2) Komponen refleksi luar (faktor refleksi luar) yakni komponen pencahayaan yang
berasal dari refleksi benda-benda yang berada di sekitar bangunan yang
bersangkutan.
3) Komponen refleksi dalam (faktor refleksi dalam) yakni komponen pencahayaan
yang berasal dari refleksi permukaan-permukaan dalam ruangan, dan cahaya
yang masuk ke dalam ruangan akibat refleksi benda-benda di luar ruangan.
Pencahayaan Alami clan Was Lubang Cahaya
a) Untuk memperoleh kualitas pencahayaan yang diinginkan maka di dalam
perancangan perlu diperhatikan hal-hal yang mempengaruhi kualitas
pencahayaan tersebut. Kualitas pencahayaan alami siang hari dalam ruangan
ditentukan oleh :
1) perbandingan luas lubang cahaya dan luas lantai.
2) bentuk dan letak lubang cahaya.
3) faktor refleksi cahaya dari permukaan di dalam ruangan.
b) Kedudukan Lubang Cahaya
Disamping ketiga faktor tersebut, perlu diperhatikan kedudukan lubang
cahaya terhadap bagian lain dari bangunan dan keadaan lingkungan sekitamya
yang dapat merupakan penghalang bagi masuknya cahaya kedalam ruangan.
Maka dari itu tata pencahayaan di tempat kerja sangatlah penting untuk
melakukan pekerjaan tersebut, pekerjaan di industri dapat menghemat listrik
dengan cara membuat lubang cahaya dari gedung supaya sinar matahari dapat
langsung masuk ke dalam. Kelebihan dari cahaya sinar matahari yaitu cahaya
yang terang benderang secara alami dan tidak dapat di buat oleh manusia
sekalipun.

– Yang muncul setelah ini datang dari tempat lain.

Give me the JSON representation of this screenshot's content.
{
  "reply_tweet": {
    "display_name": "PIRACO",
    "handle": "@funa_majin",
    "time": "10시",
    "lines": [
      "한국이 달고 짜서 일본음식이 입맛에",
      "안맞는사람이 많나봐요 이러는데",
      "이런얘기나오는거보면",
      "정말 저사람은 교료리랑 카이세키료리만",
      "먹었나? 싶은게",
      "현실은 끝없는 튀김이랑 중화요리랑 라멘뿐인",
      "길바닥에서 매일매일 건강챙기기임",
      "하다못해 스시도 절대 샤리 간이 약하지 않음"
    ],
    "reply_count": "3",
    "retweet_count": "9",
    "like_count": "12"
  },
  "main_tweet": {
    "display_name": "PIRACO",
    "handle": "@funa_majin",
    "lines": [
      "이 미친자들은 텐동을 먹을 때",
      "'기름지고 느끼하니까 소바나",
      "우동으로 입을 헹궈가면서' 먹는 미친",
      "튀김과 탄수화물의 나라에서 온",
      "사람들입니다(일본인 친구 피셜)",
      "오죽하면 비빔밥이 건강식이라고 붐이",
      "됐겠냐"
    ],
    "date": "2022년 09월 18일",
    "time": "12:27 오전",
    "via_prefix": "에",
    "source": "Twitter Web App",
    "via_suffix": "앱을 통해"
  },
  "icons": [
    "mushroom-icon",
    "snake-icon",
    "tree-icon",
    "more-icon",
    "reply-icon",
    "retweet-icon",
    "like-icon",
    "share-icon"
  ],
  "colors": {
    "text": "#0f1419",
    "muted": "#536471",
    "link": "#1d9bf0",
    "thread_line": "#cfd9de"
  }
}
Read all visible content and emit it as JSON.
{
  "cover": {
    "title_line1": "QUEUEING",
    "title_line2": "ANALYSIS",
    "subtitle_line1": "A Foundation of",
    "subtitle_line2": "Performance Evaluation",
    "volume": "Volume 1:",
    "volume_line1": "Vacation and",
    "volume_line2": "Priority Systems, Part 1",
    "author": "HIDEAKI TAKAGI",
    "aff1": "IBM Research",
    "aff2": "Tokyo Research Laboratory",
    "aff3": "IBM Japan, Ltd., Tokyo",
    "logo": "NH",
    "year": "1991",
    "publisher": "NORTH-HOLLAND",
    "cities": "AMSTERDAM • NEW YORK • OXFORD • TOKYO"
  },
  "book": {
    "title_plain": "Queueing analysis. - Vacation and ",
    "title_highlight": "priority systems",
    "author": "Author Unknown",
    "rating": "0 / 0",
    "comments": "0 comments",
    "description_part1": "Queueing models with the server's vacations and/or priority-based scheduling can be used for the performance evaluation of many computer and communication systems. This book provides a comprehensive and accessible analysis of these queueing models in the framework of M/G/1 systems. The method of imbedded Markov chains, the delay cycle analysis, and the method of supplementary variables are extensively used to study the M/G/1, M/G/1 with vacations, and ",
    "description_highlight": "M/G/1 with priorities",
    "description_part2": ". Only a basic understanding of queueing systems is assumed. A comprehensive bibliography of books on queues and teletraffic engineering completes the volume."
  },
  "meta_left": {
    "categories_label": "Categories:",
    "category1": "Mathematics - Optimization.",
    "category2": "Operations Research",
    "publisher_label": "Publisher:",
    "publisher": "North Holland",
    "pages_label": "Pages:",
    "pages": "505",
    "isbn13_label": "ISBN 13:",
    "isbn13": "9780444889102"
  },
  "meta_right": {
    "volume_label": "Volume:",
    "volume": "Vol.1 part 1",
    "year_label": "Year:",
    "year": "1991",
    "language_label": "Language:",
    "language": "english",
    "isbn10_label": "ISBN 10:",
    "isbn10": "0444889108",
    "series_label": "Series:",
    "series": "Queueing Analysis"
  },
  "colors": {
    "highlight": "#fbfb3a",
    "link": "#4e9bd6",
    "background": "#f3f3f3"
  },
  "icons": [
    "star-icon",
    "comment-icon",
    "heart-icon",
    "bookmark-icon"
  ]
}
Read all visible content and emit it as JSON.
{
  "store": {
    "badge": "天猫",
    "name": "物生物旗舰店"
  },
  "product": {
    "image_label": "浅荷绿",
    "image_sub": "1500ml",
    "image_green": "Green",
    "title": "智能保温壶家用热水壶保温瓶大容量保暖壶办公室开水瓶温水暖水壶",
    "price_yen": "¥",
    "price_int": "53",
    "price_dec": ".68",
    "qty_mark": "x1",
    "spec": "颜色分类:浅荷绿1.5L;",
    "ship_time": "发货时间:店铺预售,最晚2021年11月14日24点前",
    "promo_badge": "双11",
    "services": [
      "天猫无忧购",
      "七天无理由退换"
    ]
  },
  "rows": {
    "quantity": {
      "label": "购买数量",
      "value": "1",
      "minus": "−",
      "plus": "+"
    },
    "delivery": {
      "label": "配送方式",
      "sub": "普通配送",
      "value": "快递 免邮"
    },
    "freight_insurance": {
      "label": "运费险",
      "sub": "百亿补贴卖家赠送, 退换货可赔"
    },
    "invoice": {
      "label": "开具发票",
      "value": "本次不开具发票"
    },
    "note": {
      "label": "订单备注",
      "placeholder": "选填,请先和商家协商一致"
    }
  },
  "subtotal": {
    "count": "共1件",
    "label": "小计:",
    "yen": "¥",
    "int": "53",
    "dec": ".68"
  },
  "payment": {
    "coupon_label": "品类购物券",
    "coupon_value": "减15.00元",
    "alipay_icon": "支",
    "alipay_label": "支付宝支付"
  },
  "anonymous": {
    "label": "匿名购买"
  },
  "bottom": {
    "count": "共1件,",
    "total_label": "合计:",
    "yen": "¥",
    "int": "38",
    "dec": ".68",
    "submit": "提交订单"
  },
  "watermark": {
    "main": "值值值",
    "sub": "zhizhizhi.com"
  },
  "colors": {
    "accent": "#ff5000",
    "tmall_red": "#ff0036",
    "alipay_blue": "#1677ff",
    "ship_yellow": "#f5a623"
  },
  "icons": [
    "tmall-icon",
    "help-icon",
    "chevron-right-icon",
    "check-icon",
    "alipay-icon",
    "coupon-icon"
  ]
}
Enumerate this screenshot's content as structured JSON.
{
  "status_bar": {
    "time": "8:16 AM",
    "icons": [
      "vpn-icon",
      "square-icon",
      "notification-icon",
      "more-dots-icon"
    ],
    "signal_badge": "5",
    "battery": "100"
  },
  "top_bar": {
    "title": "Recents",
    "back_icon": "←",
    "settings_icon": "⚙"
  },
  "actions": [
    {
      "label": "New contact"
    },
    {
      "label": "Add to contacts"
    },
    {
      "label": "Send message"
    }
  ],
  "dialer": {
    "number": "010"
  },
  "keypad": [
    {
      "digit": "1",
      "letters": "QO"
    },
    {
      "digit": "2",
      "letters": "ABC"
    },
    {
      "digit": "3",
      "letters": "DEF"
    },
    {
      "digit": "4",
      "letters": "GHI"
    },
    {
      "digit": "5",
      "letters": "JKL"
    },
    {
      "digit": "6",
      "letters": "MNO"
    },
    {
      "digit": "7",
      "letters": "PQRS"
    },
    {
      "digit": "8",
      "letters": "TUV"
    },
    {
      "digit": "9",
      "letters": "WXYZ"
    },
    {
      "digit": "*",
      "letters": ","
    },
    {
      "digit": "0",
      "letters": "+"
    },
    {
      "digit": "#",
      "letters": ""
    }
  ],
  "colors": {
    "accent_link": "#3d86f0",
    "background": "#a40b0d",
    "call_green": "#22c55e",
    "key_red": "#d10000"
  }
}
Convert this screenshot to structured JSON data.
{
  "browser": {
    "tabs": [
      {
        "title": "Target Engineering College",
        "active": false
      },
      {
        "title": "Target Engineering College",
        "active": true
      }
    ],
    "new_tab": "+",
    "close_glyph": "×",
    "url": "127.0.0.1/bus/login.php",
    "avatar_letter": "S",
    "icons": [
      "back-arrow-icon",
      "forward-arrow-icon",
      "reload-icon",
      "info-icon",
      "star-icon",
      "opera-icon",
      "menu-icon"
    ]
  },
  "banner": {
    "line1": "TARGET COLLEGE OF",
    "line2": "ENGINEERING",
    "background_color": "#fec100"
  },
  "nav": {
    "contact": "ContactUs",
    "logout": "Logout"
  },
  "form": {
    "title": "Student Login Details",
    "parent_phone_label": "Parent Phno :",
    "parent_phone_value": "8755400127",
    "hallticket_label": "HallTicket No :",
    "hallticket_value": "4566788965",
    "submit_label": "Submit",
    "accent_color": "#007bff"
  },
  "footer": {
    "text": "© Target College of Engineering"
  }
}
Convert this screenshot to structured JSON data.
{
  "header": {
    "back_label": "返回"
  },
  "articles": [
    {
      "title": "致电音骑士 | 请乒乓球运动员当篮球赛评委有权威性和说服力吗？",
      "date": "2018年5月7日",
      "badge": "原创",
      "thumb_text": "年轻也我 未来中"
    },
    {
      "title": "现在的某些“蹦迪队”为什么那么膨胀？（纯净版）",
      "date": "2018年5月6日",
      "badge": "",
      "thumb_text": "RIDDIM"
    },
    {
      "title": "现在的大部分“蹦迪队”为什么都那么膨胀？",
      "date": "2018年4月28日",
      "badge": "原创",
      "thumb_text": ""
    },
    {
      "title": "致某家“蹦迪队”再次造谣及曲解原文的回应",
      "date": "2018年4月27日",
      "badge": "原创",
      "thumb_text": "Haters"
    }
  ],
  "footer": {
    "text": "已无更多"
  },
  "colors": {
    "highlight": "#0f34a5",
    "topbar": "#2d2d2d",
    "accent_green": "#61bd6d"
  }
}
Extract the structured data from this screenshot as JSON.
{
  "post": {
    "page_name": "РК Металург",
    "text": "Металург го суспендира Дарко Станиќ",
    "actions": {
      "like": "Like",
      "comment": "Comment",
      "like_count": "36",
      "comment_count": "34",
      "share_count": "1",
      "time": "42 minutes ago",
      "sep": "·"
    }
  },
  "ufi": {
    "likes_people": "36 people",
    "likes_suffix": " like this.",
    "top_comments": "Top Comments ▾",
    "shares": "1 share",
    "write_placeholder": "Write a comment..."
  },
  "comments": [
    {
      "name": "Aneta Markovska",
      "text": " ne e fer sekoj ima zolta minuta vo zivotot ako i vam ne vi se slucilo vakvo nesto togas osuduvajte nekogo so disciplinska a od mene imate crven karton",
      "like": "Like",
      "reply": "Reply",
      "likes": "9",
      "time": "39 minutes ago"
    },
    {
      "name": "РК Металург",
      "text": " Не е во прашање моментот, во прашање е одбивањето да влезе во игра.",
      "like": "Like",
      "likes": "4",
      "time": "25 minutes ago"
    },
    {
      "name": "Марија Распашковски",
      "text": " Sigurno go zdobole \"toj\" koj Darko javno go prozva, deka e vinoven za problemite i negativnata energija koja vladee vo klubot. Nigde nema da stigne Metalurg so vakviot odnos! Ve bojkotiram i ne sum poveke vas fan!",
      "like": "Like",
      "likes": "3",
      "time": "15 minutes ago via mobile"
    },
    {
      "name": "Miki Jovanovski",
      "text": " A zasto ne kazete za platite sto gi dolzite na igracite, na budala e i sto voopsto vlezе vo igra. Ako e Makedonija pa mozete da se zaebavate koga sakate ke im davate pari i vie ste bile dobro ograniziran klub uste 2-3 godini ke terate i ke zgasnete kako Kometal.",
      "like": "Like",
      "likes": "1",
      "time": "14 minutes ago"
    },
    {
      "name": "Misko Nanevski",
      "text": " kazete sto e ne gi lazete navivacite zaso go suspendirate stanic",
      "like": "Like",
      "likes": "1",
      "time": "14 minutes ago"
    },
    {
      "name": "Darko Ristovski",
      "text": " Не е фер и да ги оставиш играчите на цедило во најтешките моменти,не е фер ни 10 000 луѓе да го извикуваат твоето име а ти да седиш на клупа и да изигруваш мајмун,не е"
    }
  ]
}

Kelebihan lainnya dari pencahayaan dari sinar matahari yaitu fentilasi
udara sangatlah besar sehingga para pekerja tidak akan kesulitan mendapatkan
udara segar dan tidak memerlukan AC.
Dimana sinar matahari pada siang hari selama kurang lebih 12 jam dapat
memberikan kebutuhan terhadap makhluk hidup. Sehubungan dengan itu, aktivitas
kita dalam bekerja bersumber dari cahaya matahari dan pencahayaan buatan, yaitu
listrik. Cahaya buatan adalah cahaya yang berasal dari hasil karya manusia berupa
lampu yang dapat menyinari ruangan sebagai pengganti jika sinar matahari tidak
ada. Cahaya buatan yang tidak baik tentunya akan mengganggu aktivitas
keseharian kita, misalnya ditempat kita bekerja. Bahkan, dengan cahaya buatan
yang baik dan disaring dari kesilauan akan bisa mempertinggi aktivitas kita
dalam bekerja jika dibandingkan jika beraktivitas pada cahaya siang alamiah.
Perkembangan cahaya buatan dimulai dari cahaya obor dari kayu cemara, lampu
minyak tanah, lilin, lampu gas sampai pada lampu listrik. Setelah listrik
ditemukan, mungkin lampu-lampu jenis lain ada yang sudah tidak dipergunakan
lagi.
Efek pencahayaan ini bisa terjadi melalui tiga cara, yaitu; direct
(langsung), dimana cahaya yang diterima langsung dari sumbernya, misalnya
lampu meja untuk membaca; indirect (tak langsung), dimana bila cahaya yang
diterima merupakan hasil pantulan dinding dan loteng, seperti halnya di ruang
tamu; semi direct (genural diffusing), apabila cahaya itu datang dan dipancarkan
kesegala jurusan, seperti halnya di kantor-kantor. Dalam menggunakan cahaya
buatan, haruslah memenuhi beberapa syarat agar tidak menimbulkan gangguan
pada kesehatan mata, yaitu;
Pertama, pencahayaan buatan tidak boleh menimbulkan pertambahan
udara (di tempat kerja, misalnya) yang berlebihan. Jika hal ini terjadi, diusahakan
supaya suhu tersebut turun, misalnya dengan mengusahakan pengaturan ventilasi,
AC, dan fan; Kedua, sumber haruslah bisa memberikan pencahayaan dengan
intensitas yang tetap, menyebar, merata, tidak berkedip-kedip, tidak menyilaukan,
dan tidak menimbulkan bayangan yang mengganggu. Ketiga, pencahayaan
haruslah cukup intensitasnya, sesuai dengan beban aktivitas (bekerja) yang
dilakukan oleh seseorang yang sedang melakukan suatu pekerjaan.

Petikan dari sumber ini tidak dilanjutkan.